Intel predicts the coming 'Passenger Economy' will free more than 250 million hours of commuting time per year in the world’s most congested cities. Intel also predicts a total addressable market of $200 billion from rising consumer use of new in-vehicle applications and content. As a result, both companies are investing in R&D to explore how consumers interact with new forms of entertainment within vehicles once they are uncoupled from the steering wheel.
Marcie Miller, automotive strategic marketing, Intel Corp., said: “The emergence of autonomous vehicles portends a major shift in how people use their time. The concept car shows how cars will become a new kind of space."
The concept car transports guests to Gotham City, home to DC’s most popular super hero, Batman. The interior of the Intel Warner Bros. autonomous vehicle, a retrofitted 2019 BMW X5, is equipped with advanced technology, a large-screen TV, projectors, mobile devices, sensory and haptic feedback, and immersive audio and lights to bring passengers on a virtual ride moderated by Batman’s trusted butler, Alfred Pennyworth. Upon entering the vehicle, guests experience the future of in-cabin entertainment while becoming familiar with safety measures in place through five 'chapters'.
Chapter 1: Once passengers settle into the vehicle, the cabin is illuminated and Gotham City appears on the windows. Alfred delivers a welcome message and passengers begin their ride as Gotham City moves by on side windows.
Chapter 2: Guests are treated to new immersive entertainment content as they engage with a comic book reader that’s presented and narrated across the cabin. After experiencing Batman and Killer Croc interactions from around the vehicle, Alfred alerts guests to a road closure ahead. The interactions demonstrate how passengers may be notified of important route changes when their eyes and ears are off the road.
Chapter 3: Responsibility-Sensitive Safety (RSS) is Intel’s framework for helping autonomous vehicles operate in a more safe and trustworthy manner. RSS formalizes the human notions of safe driving into mathematical equations, helping provide verifiable safety assurance for autonomous vehicle decision-making. Within the cabin, Alfred and a dedicated RSS screen illustrate for guests how RSS helps keep a 360-degree safety monitoring zone around a vehicle.
Chapter 4: Intel and Warner Bros. demonstrate how passengers might decide on what movie to see next from the back seat of a car. Guests are provided an immersive entertainment experience with a Warner Bros.’ movie trailer, adapted for in-car 270-degree viewing. Guests are also shown how they might identify nearby theaters and purchase movie tickets from inside the car.
Chapter 5: Without a driver, autonomous vehicles will need to inform passengers of important information about their trip, such as where they have arrived and how to exit. In this final chapter, Alfred tells passengers they are arriving and instructs them how to safely depart.

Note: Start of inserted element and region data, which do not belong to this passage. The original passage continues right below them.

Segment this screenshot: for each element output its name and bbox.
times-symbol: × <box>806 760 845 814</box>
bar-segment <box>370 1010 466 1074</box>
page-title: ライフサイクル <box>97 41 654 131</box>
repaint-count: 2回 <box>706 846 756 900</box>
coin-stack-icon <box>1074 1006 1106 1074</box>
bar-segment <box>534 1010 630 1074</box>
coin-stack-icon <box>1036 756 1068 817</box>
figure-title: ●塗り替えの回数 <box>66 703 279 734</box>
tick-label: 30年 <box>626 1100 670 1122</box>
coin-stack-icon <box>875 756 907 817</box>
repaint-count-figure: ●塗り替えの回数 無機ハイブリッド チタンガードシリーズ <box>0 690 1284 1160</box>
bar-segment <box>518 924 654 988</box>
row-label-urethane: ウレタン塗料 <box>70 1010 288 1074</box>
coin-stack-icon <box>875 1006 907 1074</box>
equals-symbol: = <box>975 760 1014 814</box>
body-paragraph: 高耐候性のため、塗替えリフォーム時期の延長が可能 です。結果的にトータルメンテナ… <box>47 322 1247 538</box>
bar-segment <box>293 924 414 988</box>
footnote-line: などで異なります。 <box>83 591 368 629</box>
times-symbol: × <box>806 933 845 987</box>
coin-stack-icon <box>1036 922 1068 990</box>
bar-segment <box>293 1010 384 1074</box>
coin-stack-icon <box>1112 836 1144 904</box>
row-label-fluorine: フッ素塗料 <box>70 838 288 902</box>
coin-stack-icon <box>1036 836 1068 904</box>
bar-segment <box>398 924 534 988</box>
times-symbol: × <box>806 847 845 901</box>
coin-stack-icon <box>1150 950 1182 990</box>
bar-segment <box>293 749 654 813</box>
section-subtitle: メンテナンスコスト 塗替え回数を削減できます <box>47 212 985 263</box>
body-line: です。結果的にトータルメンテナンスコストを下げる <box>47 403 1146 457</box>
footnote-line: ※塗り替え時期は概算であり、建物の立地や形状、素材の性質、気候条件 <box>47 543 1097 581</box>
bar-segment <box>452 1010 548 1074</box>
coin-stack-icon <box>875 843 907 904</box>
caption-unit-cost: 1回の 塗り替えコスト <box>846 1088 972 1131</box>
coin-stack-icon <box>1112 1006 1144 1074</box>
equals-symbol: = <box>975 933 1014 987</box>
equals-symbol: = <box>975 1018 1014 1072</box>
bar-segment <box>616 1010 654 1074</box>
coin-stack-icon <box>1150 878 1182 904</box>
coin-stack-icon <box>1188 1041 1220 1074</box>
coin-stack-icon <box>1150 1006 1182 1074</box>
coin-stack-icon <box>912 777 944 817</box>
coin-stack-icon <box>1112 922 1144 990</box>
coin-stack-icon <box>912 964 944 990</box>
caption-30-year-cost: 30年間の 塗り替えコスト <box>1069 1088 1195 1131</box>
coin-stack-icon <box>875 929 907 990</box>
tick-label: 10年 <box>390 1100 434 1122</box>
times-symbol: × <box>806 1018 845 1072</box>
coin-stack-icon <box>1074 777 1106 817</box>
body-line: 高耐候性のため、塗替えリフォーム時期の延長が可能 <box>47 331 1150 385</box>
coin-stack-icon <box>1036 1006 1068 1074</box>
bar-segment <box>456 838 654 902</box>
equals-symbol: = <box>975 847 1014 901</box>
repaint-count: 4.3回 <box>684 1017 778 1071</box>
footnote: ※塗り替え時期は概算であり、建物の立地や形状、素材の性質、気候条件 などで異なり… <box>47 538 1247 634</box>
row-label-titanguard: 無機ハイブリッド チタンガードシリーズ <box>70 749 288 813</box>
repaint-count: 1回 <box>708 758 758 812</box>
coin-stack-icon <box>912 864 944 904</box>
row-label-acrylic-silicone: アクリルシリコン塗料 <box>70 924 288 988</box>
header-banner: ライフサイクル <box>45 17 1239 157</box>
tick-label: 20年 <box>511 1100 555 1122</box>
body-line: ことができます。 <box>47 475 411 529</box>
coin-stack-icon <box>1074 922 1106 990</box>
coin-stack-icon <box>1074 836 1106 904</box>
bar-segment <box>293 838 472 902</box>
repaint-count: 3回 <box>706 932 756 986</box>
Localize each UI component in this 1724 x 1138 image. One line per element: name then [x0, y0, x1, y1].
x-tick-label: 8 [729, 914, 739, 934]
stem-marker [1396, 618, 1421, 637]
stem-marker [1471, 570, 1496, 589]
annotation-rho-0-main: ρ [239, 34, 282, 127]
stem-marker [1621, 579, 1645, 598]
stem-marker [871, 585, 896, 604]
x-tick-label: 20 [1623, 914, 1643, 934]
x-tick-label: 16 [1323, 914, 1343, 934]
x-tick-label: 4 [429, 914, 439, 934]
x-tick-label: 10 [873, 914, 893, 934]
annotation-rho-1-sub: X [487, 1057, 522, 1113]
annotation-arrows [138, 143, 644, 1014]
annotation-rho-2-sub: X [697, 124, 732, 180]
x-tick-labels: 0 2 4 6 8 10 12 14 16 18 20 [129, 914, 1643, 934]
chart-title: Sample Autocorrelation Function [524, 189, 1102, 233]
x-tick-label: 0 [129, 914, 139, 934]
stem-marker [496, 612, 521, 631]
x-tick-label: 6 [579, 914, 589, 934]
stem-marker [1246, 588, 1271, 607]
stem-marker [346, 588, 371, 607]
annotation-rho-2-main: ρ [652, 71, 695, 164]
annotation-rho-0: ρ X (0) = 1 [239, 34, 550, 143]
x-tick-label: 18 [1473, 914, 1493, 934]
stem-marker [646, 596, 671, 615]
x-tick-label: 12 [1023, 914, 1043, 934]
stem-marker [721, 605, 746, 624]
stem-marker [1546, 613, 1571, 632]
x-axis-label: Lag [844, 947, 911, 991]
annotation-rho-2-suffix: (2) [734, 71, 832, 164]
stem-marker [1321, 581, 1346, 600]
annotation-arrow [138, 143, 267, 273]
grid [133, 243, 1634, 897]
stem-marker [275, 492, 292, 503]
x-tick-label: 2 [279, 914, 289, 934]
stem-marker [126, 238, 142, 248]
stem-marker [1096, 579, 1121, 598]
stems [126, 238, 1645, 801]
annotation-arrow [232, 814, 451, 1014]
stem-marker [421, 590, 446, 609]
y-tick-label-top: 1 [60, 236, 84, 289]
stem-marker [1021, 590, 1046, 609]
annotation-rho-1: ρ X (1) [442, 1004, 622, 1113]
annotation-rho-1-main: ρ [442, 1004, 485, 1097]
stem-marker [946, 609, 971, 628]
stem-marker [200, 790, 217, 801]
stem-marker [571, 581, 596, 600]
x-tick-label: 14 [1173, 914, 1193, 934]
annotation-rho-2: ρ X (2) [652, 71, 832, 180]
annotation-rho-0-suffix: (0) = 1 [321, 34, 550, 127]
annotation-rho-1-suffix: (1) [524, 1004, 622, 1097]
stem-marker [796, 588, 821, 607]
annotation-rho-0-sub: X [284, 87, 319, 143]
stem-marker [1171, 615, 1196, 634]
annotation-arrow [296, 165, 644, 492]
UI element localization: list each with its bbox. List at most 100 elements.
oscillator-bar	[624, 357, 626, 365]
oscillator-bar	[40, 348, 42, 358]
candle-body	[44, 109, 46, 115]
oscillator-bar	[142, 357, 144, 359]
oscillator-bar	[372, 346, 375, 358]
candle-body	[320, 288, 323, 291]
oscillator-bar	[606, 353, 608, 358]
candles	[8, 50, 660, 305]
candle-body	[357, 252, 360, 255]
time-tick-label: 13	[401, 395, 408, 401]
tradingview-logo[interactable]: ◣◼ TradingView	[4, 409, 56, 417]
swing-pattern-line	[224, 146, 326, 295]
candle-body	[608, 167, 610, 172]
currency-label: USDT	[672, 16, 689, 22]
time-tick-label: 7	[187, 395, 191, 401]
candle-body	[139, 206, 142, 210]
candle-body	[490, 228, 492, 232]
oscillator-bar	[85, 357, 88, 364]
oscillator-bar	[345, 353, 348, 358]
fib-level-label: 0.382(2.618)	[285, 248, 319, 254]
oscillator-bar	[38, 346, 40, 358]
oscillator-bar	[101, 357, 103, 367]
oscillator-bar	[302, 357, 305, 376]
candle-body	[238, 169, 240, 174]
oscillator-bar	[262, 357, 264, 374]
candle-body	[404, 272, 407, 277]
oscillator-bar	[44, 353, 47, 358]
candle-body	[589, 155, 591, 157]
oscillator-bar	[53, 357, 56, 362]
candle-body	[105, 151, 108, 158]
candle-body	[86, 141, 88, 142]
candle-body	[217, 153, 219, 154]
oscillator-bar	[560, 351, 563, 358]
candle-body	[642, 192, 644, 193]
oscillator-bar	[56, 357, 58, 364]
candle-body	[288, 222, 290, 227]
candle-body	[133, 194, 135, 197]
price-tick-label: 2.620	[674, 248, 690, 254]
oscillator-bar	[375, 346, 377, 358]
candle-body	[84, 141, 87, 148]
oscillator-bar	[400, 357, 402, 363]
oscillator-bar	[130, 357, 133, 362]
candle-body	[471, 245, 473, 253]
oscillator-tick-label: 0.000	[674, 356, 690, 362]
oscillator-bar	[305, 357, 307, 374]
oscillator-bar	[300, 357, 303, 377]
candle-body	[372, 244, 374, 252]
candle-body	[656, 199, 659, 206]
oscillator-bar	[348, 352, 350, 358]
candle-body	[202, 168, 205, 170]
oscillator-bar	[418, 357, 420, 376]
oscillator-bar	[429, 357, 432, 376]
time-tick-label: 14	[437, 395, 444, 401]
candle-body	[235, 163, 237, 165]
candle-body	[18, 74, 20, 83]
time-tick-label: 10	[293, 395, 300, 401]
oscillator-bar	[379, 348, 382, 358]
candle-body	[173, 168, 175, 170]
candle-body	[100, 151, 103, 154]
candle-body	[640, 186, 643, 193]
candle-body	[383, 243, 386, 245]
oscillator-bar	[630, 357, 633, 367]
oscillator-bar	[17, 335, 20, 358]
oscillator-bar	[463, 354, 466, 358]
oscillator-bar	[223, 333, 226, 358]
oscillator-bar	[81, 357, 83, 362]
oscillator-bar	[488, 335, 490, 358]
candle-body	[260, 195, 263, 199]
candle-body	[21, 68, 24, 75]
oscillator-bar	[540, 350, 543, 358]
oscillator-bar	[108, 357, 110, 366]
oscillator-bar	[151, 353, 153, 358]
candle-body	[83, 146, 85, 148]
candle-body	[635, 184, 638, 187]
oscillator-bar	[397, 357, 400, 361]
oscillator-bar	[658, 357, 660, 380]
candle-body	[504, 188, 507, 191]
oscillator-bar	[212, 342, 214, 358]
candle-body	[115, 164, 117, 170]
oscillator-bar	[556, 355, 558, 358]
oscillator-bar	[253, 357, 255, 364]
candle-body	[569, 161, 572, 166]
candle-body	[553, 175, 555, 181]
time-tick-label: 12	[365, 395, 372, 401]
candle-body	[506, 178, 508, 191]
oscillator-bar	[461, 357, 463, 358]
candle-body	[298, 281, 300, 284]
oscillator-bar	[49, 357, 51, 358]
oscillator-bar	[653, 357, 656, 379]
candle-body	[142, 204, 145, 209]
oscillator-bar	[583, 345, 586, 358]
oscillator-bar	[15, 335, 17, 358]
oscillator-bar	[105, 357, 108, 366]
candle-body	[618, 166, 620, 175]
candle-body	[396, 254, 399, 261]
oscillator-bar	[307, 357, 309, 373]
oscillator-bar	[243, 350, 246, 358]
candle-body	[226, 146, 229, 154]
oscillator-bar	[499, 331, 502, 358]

Warner Bros. and Intel will gather real-world feedback from passengers through a series of test drives and pilots this year on the Warner Bros. Studio lot. Both companies believe consumer trust is critical for advancing autonomous vehicles. In order to create trust, autonomous vehicles must address a core set of interactions that engender confidence, control and a sense of safety. Intel is already helping address public trust by offering RSS to the broader automotive industry as a safety standard starting point.